GOOD TIMES: Conspicuously missing from this year's best-drama Emmy roster: a single series from the Big Four broadcast networks, including (for the first time in three seasons) CBS' scintillating and sophisticated The Good Wife (Sunday, 9/8c), somehow deemed not good enough to stack up against the often darker, edgier cable fare. "I feel cursed," cries the show's emotionally overextended title character, lawyer/mom/wronged political spouse Alicia Florrick (the sleek Julianna Margulies), in an upcoming episode. She has a point. Her embattled firm is digging out from a $60 million debt, shedding employees and office space. Her messy private life is in a public fishbowl as her estranged husband (Chris Noth) runs for governor.

But playing the victim card isn't in Alicia's dossier. This good wife is no goody-two-shoes. In court or at home, she fights hard and not always fair to protect her family, her reputation and even her dignity. Four seasons in, The Good Wife remains a marvel of clever plotting and tremendously witty ensemble acting (with Archie Panjabi, Margulies and recurring guest Martha Plimpton so far honored with Emmys). Not good enough? Please. This season is blessed, as usual, by outstanding guest performances, including a sly Nathan Lane as the firm's no-nonsense financial trustee, Kristin Chenoweth as a gleefully nosy reporter (before she was injured during filming) and (starting next week) the wry Maura Tierney as a wealthy patron impressed by Alicia's resilience. Who wouldn't be?

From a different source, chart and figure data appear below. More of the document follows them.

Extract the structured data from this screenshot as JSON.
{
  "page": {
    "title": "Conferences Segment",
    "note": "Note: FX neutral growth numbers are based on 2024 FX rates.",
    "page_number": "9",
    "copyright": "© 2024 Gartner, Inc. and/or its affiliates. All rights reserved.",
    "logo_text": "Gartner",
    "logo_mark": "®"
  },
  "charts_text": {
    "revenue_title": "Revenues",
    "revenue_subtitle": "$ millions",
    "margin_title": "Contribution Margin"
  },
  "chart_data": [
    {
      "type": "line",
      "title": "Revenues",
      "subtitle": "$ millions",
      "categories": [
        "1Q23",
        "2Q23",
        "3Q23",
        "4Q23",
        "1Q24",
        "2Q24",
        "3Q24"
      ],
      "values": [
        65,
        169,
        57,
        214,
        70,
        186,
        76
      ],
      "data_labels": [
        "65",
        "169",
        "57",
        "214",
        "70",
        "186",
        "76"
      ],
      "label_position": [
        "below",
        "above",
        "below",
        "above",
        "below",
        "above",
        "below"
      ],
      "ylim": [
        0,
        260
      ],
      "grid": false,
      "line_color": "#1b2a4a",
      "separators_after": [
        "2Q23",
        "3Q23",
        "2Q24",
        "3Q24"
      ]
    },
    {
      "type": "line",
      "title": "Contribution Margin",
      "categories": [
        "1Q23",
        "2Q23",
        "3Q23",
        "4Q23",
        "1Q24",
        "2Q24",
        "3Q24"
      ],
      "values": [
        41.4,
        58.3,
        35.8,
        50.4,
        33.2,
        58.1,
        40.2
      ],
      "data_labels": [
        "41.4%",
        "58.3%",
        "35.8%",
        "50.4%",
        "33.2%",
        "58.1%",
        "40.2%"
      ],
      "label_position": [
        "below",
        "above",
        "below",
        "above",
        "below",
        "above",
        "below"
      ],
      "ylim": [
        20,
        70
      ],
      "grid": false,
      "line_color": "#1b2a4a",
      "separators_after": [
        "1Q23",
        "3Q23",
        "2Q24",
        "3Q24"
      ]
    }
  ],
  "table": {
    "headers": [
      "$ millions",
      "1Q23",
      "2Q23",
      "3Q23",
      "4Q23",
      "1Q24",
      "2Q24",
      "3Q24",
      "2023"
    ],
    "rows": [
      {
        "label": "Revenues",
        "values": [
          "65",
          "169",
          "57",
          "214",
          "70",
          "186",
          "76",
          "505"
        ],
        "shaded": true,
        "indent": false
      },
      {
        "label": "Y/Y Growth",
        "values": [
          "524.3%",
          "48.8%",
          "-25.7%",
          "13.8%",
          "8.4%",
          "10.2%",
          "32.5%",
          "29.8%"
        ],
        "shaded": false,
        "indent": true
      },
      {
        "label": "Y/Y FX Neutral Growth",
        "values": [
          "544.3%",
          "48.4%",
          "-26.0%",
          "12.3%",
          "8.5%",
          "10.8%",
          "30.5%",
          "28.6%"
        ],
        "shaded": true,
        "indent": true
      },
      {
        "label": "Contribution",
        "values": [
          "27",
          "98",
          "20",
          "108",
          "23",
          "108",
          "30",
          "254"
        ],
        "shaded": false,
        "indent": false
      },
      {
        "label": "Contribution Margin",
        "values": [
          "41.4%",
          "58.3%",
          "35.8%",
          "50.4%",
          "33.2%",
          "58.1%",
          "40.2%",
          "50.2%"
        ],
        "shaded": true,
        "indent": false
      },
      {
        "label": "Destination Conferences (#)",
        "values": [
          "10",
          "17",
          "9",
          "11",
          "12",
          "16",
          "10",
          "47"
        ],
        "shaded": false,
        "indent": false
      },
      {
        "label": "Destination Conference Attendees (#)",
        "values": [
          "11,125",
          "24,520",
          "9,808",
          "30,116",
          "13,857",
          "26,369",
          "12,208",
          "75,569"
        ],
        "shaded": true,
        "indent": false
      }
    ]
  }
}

Anyone desiring cable-like "edge" can be treated — if they dare — to Kalinda's (Panjabi) bizarre 50 Shades of Say-What? S&M subplot of marital combat with her thuggish mystery husband (Marc Warren), guns and knives drawn in an outrageous display of hyper-sexualized simmering violence. Bound to be polarizing, this twisted interlude (which I hope doesn't take all season to resolve) reminds us that The Good Wife is not afraid to go bad, even aggressively over the top, to showcase its stunning and acclaimed female stars. But seriously, Kalinda: Get a grip.

WHAT'S NEW? And the fall season's new shows just keep coming. ... Just once, I'd like to see a series where someone with street smarts doesn't, by nature of spunk alone, win the day. CBS' Made in Jersey (Friday, 9/8c) is not that show. My own wish-fulfillment fantasy might be for something a bit more original, but they can't all be The Good Wife. Jersey's painfully familiar but easy-to-take act, which plays like a USA Network show on auto-pilot, feels "Made for Fridays." Janet Montgomery, a very appealing British actress attempting a brash Jersey attitude, is the best thing about this show, starring as Martina Garretti, her loud and clichéd Italian family's pride and joy, their first college grad — who "made it over the wall" to Manhattan, where she works among insufferable snobs in a ritzy law firm. Does she show them up with instincts born from hailing "from a long line of self-taught beauticians?" What do you think? Next!

ABC's 666 Park Avenue (Sunday, 10:01/9:01c) caps a new Sunday lineup of high-concept escapism, following Once Upon a Time and the buzzy soap Revenge (transplanted from Wednesdays). I kept thinking "Rosemary's Sublet" while watching this sinister, supernatural immorality tale about an Upper East Side apartment complex known as The Drake, where every lease is a Faustian deal signed in brimstone. Lost's Terry O'Quinn and Desperate Housewives' Vanessa Williams are delicious as the building's diabolical owners, devils you know you're not supposed to love but somehow do. As the series begins, they've lured an ambitious young couple (Brothers & Sisters' Dave Annable returning to his old time slot, and short-lived Charlie's Angels star Rachael Taylor) to sign on as The Drake's new managers. "We're not in Kokomo anymore," they quickly conclude, but they have no idea the high price the other residents are paying for living in the lap of luxury. I wish I could say 666 scared or even spooked me, but the set-up is awfully obvious to an outsider weaned on the genre, and it feels more like a stationary Love Boat anthology geared toward predictably unhappy endings. True horror fans are counting the days until AMC's The Walking Dead returns to Sunday night. This posh address, which could yet become catnip for occultists, looks to be for amateurs only.